During the onboarding process, your workforce may need a place to discuss, share feedback, or ask questions about new software during onboarding.

Creating a secure online community via MemberPress will enable you to streamline communication channels while also giving your employees a sense of community and support. This also allows you to track who is accessing the new software, monitor their activity, and provide additional resources as needed.


Whatfix is a dedicated digital adoption platform focusing on user training and guidance for new software. Use this tool to create a personalized, interactive experience for employees to learn how to navigate and use the software effectively.

Create step-by-step guides, tooltips, and walkthroughs that appear as overlays on the screen while employees are trying out the software. 

This provides real-time support and guidance, making it easier for them to adopt the new software quickly and efficiently.

Also, Whatfix offers analytics and insights on user behavior and usage patterns, allowing you to continuously improve your onboarding process.

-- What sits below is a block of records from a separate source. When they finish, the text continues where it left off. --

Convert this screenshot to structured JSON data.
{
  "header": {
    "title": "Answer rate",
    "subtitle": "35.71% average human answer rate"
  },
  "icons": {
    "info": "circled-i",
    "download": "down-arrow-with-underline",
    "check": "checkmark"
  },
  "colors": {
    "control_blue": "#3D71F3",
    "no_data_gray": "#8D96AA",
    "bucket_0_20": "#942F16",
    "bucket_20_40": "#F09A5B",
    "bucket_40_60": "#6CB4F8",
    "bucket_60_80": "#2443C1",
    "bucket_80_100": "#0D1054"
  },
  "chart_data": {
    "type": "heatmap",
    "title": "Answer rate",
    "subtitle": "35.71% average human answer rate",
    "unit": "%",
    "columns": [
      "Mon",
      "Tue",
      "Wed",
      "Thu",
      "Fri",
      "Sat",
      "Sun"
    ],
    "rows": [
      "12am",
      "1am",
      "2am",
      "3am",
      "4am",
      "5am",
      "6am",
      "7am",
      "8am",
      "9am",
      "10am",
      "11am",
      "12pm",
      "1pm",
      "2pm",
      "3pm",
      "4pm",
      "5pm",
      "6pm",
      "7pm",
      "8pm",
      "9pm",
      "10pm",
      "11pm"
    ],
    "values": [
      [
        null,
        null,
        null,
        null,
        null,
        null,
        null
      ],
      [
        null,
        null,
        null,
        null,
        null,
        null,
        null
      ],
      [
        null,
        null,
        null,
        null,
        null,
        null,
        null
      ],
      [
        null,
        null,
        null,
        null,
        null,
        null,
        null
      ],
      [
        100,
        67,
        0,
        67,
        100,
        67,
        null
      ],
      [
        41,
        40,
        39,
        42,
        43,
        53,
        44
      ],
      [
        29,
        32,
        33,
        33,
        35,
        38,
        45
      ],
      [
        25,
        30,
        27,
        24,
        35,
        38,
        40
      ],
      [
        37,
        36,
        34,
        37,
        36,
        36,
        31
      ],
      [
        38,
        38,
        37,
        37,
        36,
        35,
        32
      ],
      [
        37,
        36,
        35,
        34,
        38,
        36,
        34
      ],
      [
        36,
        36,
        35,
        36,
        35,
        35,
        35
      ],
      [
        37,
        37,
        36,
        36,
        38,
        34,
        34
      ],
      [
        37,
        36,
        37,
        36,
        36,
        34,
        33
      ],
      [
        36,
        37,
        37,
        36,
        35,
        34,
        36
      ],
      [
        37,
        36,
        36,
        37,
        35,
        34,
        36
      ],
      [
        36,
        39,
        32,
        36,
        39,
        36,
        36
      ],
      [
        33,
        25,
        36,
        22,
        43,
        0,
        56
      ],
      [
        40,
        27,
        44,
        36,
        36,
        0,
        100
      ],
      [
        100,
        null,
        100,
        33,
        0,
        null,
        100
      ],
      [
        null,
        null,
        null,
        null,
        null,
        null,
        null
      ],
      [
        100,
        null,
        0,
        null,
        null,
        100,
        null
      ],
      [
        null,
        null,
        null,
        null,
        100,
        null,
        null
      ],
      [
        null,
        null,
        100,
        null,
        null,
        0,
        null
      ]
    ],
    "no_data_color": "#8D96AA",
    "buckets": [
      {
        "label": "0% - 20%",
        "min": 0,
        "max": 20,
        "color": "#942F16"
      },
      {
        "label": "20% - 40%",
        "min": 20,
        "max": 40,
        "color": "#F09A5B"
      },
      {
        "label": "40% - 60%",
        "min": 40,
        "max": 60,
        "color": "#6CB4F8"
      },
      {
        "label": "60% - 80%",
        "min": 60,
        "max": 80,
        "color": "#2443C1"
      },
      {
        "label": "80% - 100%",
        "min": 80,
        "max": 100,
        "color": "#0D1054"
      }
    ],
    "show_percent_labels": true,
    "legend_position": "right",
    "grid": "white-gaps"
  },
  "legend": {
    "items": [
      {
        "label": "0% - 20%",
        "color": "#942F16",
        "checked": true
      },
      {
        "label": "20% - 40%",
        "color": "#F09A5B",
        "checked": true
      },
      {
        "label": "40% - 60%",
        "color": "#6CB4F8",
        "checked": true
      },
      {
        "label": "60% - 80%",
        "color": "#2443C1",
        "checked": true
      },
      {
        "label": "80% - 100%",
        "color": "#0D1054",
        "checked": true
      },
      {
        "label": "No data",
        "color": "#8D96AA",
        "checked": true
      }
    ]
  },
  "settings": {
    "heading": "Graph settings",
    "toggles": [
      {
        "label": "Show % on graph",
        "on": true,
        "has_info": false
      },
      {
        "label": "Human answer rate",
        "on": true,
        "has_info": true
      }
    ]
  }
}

It also integrates with other popular tools like Salesforce, Google Workspace, and other business tools to make it easy to collaborate and communicate across platforms.


ClickLearn is a next-level digital adoption platform that is great for larger businesses with people across multiple industries and regions. 

One of the challenges of implementing and onboarding new software is that it is harder when you have team members who speak different languages and have different work practices. 

ClickLearn automates translation and ensures that you meet goals across countries – no matter the language barrier. 


Onboarding new software is not just about introducing a new tool to your team—it’s about setting the stage for success. 

Effective onboarding can drastically enhance productivity, employee satisfaction, and return on investment. 

By applying these insights and leveraging the right tools, you can foster an environment that embraces new technologies seamlessly. 

Also, investing in a structured and thoughtful onboarding process will empower your team, drive engagement, and ensure that your transition to new software is not only smooth but also impactful. 

Transform this critical phase into a launching pad for your business’s next-level growth!